Caetano, Chico e as
biografias não autorizadas
José Antônio Silva
Nunca achei que discordaria
tanto de uma posição tomada pelo genial Chico Buarque, que costuma acertar não
só em suas letras e músicas. Mas leio agora que Chico, mais outros artistas da
primeiríssima linha da MPB – Gilberto Gil, Caetano Veloso, Milton Nascimento,
Roberto e Erasmo, Djavan – fundaram um grupo (infelizmente não musical),
intitulado “Procure Saber”, para tentar impedir a publicação de biografias não
autorizadas. Como todos estes mestres veteranos passaram pelos rigores do
período ditatorial e da censura (à imprensa, às obras artísticas, aos livros),
soa muito estranha esta obsessão em querer controlar tudo o que se escreve ou
se escreverá sobre cada um deles.
“Autorização prévia” para uma
biografia significa dizer: “Neste livro que tu estás escrevendo, só vai sair o
que eu quiser que saia!”. Enfim, uma grande reportagem chapa-branca, apenas com
uma seleção dos melhores momentos.
Claro que o mundo ideal seria
o autor chegar a um acordo com seu biografado (ou com os herdeiros deste), para
que o livro saísse sem paranóia de um lado, e compromissado com a verdade e a
ética do outro.
Acho que um bom exemplo de
algo assim é a biografia “Vale tudo – o som e a fúria de Tim Maia”, escrito por
Nelson Motta. Amigo do “Síndico”, morto
em 1998, aos 56 anos, com muitíssimos quilos de talento, Motta tinha a
confiança da família do cantor, e os altos e baixos de sua carreira e vida
estão todos ali. Mas mesmo as verdades desagradáveis ali são ditas com respeito
e bom humor, correspondendo ao afeto que tinha pelo grande artista falecido e
ao crédito que foi depositado nele, biógrafo.

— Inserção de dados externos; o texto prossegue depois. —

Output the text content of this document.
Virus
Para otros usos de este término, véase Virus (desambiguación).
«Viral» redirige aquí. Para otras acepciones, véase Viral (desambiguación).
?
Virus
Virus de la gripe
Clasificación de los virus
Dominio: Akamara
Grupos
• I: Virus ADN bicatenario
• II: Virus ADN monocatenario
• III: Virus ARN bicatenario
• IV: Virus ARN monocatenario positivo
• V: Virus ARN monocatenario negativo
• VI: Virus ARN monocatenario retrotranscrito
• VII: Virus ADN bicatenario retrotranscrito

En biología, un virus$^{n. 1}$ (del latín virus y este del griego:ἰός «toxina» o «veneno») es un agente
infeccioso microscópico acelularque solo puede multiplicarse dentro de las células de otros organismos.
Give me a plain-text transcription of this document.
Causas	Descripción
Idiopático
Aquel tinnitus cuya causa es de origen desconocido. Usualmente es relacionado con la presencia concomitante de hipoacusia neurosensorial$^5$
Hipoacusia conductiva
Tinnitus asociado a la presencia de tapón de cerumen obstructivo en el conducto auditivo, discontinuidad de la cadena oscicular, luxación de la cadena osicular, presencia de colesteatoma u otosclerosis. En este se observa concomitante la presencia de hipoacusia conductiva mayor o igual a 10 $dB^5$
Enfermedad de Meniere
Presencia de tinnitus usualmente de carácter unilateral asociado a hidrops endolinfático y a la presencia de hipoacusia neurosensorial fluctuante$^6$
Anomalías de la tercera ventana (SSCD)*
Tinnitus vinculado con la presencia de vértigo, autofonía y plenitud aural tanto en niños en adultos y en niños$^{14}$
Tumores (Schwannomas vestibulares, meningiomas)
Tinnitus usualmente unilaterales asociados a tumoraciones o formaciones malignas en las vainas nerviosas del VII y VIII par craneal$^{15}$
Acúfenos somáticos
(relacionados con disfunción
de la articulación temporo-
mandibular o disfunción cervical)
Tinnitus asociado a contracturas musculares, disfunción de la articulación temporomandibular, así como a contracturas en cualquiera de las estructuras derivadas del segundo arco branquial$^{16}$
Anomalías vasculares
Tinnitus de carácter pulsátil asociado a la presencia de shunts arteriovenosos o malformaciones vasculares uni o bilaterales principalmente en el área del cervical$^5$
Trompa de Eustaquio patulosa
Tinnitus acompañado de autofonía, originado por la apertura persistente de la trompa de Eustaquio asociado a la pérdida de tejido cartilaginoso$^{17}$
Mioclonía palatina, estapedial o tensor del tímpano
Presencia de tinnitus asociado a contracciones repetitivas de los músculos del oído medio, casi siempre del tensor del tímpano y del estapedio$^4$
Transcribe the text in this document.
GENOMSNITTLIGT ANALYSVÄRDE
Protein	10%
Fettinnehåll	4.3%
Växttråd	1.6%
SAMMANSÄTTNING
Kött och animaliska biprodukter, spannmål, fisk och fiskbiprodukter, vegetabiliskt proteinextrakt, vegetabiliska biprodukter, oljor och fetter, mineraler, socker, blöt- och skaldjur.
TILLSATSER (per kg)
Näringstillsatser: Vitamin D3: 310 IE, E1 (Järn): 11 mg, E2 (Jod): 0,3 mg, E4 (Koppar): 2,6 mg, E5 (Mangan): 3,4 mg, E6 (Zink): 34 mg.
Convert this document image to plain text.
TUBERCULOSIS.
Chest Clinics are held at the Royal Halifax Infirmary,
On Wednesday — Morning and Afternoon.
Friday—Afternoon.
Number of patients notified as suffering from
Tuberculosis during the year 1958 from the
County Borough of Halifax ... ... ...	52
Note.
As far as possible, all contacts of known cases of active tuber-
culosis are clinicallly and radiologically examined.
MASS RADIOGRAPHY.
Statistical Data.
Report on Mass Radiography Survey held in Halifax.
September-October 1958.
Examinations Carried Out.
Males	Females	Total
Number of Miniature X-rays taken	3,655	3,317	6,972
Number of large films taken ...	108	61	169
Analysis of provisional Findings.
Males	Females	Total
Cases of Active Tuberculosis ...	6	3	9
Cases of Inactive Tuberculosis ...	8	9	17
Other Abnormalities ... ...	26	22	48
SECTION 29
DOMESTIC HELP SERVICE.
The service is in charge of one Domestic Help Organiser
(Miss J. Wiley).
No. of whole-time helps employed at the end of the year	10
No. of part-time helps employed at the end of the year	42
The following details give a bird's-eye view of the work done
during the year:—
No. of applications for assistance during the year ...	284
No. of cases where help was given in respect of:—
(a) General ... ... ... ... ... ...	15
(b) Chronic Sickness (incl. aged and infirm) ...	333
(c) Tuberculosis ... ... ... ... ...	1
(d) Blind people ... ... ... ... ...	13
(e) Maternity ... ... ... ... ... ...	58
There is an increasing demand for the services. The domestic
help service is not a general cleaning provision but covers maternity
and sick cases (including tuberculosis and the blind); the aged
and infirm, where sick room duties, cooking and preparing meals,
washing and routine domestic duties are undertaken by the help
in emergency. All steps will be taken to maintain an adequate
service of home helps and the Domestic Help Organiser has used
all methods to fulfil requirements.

E se o escritor não merecer
essa confiança e inventar, distorcer, criar escândalos e factóides para bombar
a divulgação e venda de seu livro? A regra é clara: os familiares e detentores
dos direitos da obra do biografado podem entrar na Justiça e solicitar a
retirada do livro do mercado, retratação, indenização por perdas e danos, etc.
Mas, liderados com fúria
santa pela ex-senhora Veloso, Paula Lavigne, o grupo “Procure Saber” não quer
saber. Como explica matéria da Folha de S. Paulo (http://www1.folha.uol.com.br/ilustrada/2013/10/1352167-gil-e-caetano-se-juntam-a-roberto-carlos-contra-biografias-nao-autorizadas.shtml),
a Associação Nacional dos Editores de Livros move uma Ação Direta de Inconstitucionalidade
no STF questionando artigos do Código Civil que impedem a publicação de
biografias sem a autorização prévia dos biografados ou herdeiros. Por isso,
Lavigne quer registrar o “Procure Saber” como associação, obtendo assim status legal
de “interessada na causa” junto ao Supremo.
Autores e jornalistas que se
dedicam ao gênero, como Lira Neto, Ruy Castro, Fernando Morais e outros têm,
claro, se manifestado contra a pretensão dos retratáveis, seus herdeiros e
representantes.
Enquanto nada muda, os fãs
não poderão conhecer, por exemplo, os detalhes do Rei (sua biografia “Roberto
Carlos em Detalhes”, de Paulo César de Araújo - capa na foto acima -, foi retirada das livrarias por
ordem judicial). Ou os sertões interiores de Guimarães Rosa (“Sinfonia Minas
Gerais: A vida e a literatura de Guimarães Rosa”, de Alaor Barbosa, também não
pode). Ou ainda a vida sem queixa nem queixo (essa foi braba!) do formatador do
samba, em “Noel Rosa – uma Biografia”, pelos craques João Máximo e Carlos
Didier, que também está censurada. Ah, igualmente “Lampião, o Mata Sete”, não
pode ser vendida nas boas livrarias do país. Afinal, poderia prejudicar a
imagem do bandoleiro.
Só para confirmar: esse
Caetano Veloso do “Procure Saber” (mas não procure muito), é o mesmo que uma
vez, em plena ditadura, disse que “é proibido proibir”?